This is a guide to help you combine or split a combination of texture maps. Specifically here we will combine a color and roughness map for use with Unity. You could modify this example for any similar purpose.
You may skip to the last step “Render!” by downloading the template and skipping the explanation.
This result could be achieved in image editing software, however as someone who has experience in Blender and relatively little in photo editing software I find the node based set up of Blender’s compositor more intuitive & flexible. It’s also more seamless when already working on the textures inside Blender.
The Purpose
Firstly we must understand what a material does, a material contains a program (the shader) and a number of inputs specified by the shader. The shader defines how light interacts with a surface, and the inputs can be numbers or textures representing specific details of the surface.
Unity’s default shader uses one texture input to define the color of the object as well as it’s smoothness. Color is comprised of 3 channels, red, green, and blue. Smoothness is only a single channel, describing how smooth the surface is. The total is 4 channels which can be combined into a single RGBA texture for efficiency, this is what Unity does.
So, the problem is you have 2 files, a color map and a smoothness map, but Unity accepts only one combined texture. The color map is also known as diffuse or albedo map, and you may have a roughness map which is simply the inverse of smoothness. This guide shows you how to merge the two into a single “Albedo/Smoothness” texture for Unity.
Setting Up
Blender will open the 3D viewport by default, we don’t need this, switch to the compositor like shown.

Enable “use nodes” to turn on the compositor.

When we save the result blender will Embed a color profile, this is defined in the properties window in the “Render Properties” tab, at the bottom under “Color Management“.

sRGB is the standard for color maps like we’re looking at here, if you are working on other data like normal maps we would need to change this. Set “View Transform” to “Standard” and leave “Look” on “None“. While we are here, under “Sampling” adjust “Render” to 1 to speed up the unnecessary scene render later.
The Nodes
We will be reproducing the node setup shown here.

To add a new node to the graph move your mouse somewhere on the graph and press Shift+A, we want 2 Input→Image nodes.
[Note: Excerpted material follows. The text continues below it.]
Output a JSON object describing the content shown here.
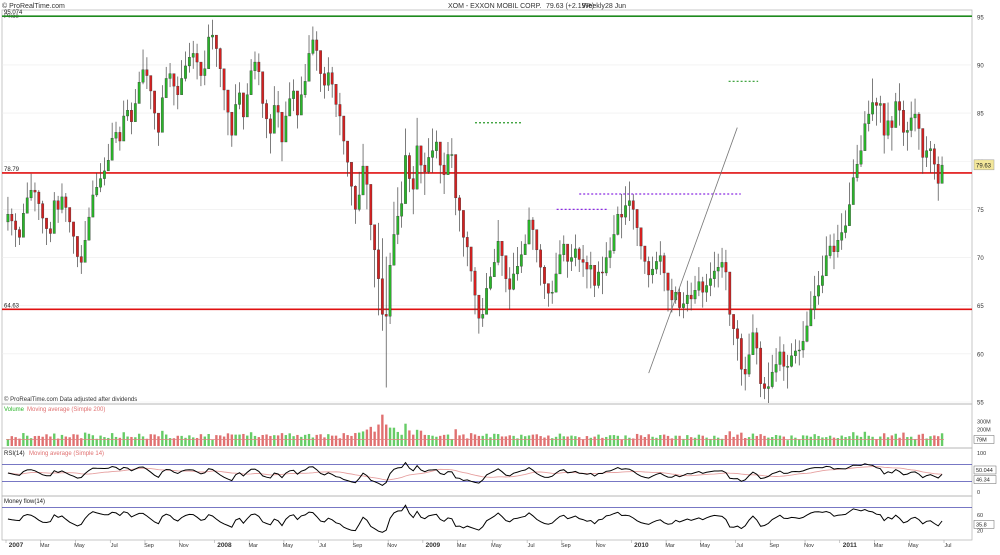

Place them one above the other, and add a Converter→Separate RGBA node to the right of the top file node. If you have a “roughness map” instead of a “smoothness map” and want to use it in Unity we need to invert it, do that by adding a Converter→Math node next to the lower file node. Setting the math node to subtract and the top value to one will invert the roughness map when plugged into the second value (1 – roughness = smoothness). Add a Converter→Combine RGBA node and a Converter→Alpha Convert node to the right. The alpha convert node defines how the alpha is handled by Bender. In this case it means the color texture we provided looks as it would if it was entirely opaque as oppose to how it would had the background color become visible through the transparent sections, we want this because we’re not actually using the alpha channel as transparency. All that’s important here is to set it to “Straight to Premultiplied“. Remove the default “Render Layers” node and link them all up as shown.
Render!
On the top file node press the folder icon and load your color map there. Do the same with the lower file node and your roughness/smoothness map. If you have a roughness map and you want a smoothness map (Unity wants smoothness) leave the subtract node as it is, or else remove it from the chain.
For the lower file node only, the roughness/smoothness file node, set the color space to linear as this is not color data. Forgetting this will make your smoothness map too glossy in Unity.

Press F12 (or Render→Render Image) and Blender will render the scene, let it finish and then your new texture map will appear! Hit Image->Save As. Leave on “Save as Render” to apply the color profile we specified earlier. Place the generated image into Unity and drag it into the “Albedo” slot on your material as normal.
Notes
The compositor does post processing work on a rendered image. By swapping out that render result to images we already have we can use the compositor to operate on those images. Blender expects that you are rendering a scene and operating on the render result, so even though we are not doing that we will run the compositor by pressing “Render“. That’s why we set the samples to 1, it’ll speed up that part we’re not worried about here.